The rapid growth of internet-based services has significantly increased the risk of cyber threats, among which phishing attacks remain one of the most common and effective social engineering attacks. Phishing websites are designed to deceive users and steal confidential information such as login credentials, banking details, and credit card information. This research focuses on developing an intelligent phishing website detection system capable of accurately identifying malicious and legitimate websites. A comprehensive phishing dataset is collected from sources such as Phish Tank and other verified phishing repositories, containing various website attributes and URL-based features. The collected dataset is pre-processed and analysed using machine learning techniques to classify websites into phishing and legitimate categories. In this study, a Logistic Regression-based machine learning model is employed for phishing website classification due to its efficiency, interpretability, and ability to handle binary classification problems. The proposed model analyses extracted website features and predicts the probability of a website being phishing or legitimate. Additionally, a web-based application is developed to provide real-time phishing detection capabilities for users. The system incorporates a database containing previously identified phishing websites, which functions as a blacklist to improve detection speed and reduce redundant classification operations. Experimental evaluation demonstrates that the proposed Logistic Regression approach provides effective phishing detection performance while maintaining computational efficiency, making it suitable for practical cyber security applications.
Introduction
The rapid growth of internet-based services such as online banking, shopping, communication, and social networking has increased the risk of cyber threats, particularly phishing attacks. Phishing websites imitate legitimate websites to steal sensitive user information such as usernames, passwords, and financial details. Traditional detection methods, including blacklists and manual verification, are often ineffective because phishing websites are frequently created and removed. To address this issue, the proposed system uses Machine Learning (ML) techniques to automatically detect phishing websites based on features such as URL length, domain age, HTTPS usage, special characters, redirections, and webpage content.

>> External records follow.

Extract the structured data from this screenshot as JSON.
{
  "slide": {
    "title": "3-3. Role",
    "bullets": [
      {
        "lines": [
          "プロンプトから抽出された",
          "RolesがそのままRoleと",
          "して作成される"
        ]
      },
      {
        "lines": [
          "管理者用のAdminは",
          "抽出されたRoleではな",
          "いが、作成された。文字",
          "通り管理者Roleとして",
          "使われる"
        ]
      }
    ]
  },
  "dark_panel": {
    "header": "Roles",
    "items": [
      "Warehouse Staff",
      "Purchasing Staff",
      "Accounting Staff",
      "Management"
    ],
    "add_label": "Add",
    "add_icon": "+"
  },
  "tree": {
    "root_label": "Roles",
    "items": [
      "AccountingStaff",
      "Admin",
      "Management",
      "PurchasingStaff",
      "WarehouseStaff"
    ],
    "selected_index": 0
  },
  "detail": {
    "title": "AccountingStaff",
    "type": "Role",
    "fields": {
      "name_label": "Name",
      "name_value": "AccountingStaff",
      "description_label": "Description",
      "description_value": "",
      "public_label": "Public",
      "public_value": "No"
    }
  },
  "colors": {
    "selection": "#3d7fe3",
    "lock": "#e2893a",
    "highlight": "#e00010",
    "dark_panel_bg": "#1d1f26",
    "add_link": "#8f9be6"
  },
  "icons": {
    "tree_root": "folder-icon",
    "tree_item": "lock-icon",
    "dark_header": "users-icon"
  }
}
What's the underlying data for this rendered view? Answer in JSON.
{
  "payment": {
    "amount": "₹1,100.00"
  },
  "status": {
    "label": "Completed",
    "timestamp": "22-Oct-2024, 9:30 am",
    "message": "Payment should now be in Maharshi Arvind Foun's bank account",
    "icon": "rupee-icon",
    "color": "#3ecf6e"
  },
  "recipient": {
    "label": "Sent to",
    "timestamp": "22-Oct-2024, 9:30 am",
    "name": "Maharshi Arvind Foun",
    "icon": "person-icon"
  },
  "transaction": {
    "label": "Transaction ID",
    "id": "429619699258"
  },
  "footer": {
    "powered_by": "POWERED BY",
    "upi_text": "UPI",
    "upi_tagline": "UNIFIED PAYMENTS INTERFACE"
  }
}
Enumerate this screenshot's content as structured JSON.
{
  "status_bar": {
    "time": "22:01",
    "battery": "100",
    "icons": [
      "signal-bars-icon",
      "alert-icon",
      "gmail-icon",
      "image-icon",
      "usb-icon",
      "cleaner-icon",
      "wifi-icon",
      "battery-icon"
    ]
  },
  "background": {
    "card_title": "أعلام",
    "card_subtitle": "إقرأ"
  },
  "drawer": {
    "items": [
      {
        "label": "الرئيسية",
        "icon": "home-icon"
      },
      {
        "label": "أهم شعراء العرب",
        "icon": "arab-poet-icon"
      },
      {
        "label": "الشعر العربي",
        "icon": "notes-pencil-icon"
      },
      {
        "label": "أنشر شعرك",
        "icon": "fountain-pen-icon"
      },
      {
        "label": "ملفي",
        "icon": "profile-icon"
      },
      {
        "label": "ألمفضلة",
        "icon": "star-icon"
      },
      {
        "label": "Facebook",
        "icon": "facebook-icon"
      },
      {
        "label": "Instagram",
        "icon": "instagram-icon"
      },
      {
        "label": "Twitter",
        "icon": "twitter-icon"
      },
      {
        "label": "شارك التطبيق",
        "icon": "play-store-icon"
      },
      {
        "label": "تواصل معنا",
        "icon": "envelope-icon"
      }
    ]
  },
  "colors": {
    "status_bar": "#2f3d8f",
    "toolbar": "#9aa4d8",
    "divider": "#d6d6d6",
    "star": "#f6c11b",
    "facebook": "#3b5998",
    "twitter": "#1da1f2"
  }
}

The literature review shows that ML-based approaches outperform traditional methods by identifying both known and newly created phishing websites. Algorithms such as Decision Tree, Random Forest, Support Vector Machine (SVM), Logistic Regression, and Naive Bayes have been widely used, with Random Forest and SVM often achieving higher accuracy. Recent studies also explore deep learning techniques for improved detection performance.
Several challenges exist in developing an effective phishing detection system, including the rapid evolution of phishing tactics, difficulty in obtaining updated datasets, feature selection issues, false predictions, and the need for continuous model updates. The proposed methodology involves collecting phishing and legitimate website data, extracting relevant features, preprocessing the dataset, and training ML models. The trained model then analyzes user-entered URLs and predicts whether a website is legitimate or phishing.

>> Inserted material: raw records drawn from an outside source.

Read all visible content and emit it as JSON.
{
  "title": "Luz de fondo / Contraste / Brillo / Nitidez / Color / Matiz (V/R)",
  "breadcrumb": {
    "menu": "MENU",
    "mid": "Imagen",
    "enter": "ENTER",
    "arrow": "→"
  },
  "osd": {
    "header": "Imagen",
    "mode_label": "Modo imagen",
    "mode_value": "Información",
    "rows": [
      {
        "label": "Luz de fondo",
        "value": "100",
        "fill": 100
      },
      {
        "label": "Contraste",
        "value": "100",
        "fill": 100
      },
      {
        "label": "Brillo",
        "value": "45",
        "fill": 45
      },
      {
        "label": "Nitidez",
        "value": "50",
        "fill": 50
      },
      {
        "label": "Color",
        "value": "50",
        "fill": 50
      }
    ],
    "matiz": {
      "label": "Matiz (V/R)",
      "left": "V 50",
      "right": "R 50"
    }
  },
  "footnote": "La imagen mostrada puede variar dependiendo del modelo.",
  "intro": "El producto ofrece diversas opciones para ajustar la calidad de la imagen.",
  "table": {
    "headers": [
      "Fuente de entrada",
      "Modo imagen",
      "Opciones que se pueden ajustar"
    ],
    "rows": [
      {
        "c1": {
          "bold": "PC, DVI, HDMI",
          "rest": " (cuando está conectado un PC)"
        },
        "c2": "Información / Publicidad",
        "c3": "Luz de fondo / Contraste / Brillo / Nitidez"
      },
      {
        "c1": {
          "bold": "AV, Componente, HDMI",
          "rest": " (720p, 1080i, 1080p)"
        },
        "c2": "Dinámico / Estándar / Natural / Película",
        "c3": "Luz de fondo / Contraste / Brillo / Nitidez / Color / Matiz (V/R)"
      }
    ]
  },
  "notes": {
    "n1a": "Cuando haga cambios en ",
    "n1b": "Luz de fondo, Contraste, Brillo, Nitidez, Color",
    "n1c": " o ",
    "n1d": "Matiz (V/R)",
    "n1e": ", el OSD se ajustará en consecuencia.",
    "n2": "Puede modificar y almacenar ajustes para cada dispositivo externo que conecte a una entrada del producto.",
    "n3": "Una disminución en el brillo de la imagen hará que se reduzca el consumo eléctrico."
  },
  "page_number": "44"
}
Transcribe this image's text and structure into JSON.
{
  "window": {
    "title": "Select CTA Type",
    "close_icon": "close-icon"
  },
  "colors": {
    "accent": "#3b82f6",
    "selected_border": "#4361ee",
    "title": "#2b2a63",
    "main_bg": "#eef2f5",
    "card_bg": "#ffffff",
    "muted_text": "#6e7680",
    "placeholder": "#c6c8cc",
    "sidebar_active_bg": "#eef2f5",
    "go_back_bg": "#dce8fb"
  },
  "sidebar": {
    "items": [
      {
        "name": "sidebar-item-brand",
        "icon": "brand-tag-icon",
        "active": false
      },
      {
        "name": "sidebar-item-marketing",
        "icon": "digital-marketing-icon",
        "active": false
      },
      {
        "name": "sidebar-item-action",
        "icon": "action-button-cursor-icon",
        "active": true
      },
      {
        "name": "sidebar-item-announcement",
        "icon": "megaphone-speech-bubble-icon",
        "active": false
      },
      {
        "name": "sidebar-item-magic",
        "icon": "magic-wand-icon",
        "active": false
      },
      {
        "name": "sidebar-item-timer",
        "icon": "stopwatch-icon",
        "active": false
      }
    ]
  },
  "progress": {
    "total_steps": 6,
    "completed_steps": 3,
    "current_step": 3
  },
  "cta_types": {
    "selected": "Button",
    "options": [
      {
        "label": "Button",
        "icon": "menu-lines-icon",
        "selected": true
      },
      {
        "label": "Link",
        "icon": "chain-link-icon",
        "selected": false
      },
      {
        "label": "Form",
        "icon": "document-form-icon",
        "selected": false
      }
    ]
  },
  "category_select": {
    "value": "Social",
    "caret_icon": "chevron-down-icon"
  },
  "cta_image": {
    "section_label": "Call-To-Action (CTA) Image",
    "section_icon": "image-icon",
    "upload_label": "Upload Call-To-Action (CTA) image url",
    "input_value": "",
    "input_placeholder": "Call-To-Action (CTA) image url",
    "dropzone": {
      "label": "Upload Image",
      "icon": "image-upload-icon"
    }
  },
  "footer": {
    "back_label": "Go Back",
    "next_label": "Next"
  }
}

The system operates in two phases: training and prediction. During training, website data is processed and used to build ML models, while in the prediction phase, website features are analyzed and classified by the trained model. Performance is evaluated using metrics such as Accuracy, Precision, Recall, and F1-Score.
Conclusion
The proposed “Phishing Website Detection Using Machine Learning” system demonstrates an effective approach for identifying and classifying malicious websites by applying machine learning techniques. In this work, the Logistic Regression algorithm is utilized as a binary classification model to analyze extracted website features and predict whether a given website is phishing or legitimate. The system improves the reliability of phishing detection by evaluating important attributes such as URL characteristics, security-related parameters, and domain-based features.
The integration of data preprocessing, feature extraction, and feature selection enhances the performance and efficiency of the classification process. The developed model provides faster detection, reduces the risk of credential theft, and strengthens user protection against cyber threats. Experimental evaluation using performance metrics such as accuracy, precision, recall, and F1-score demonstrates the effectiveness of Logistic Regression in phishing website identification. The proposed system highlights the potential of machine learning-based approaches in developing intelligent cybersecurity solutions and provides a scalable framework for real-time phishing detection and secure web browsing.
References
[1] Mohammad, R. M., Thabtah, F., & McCluskey, L. (2015). Phishing Website Detection Using Machine Learning Techniques. International Journal of Cyber-Security and Digital Forensics.
[2] Jain, A. K., & Gupta, B. B. (2018). Towards Detection of Phishing Websites on Client-Side Using Machine Learning Based Approach. Telecommunications Systems Journal.
[3] Abdelhamid, N., Ayesh, A., &Thabtah, F. (2014). Phishing Detection Based Associative Classification Data Mining. Expert Systems with Applications.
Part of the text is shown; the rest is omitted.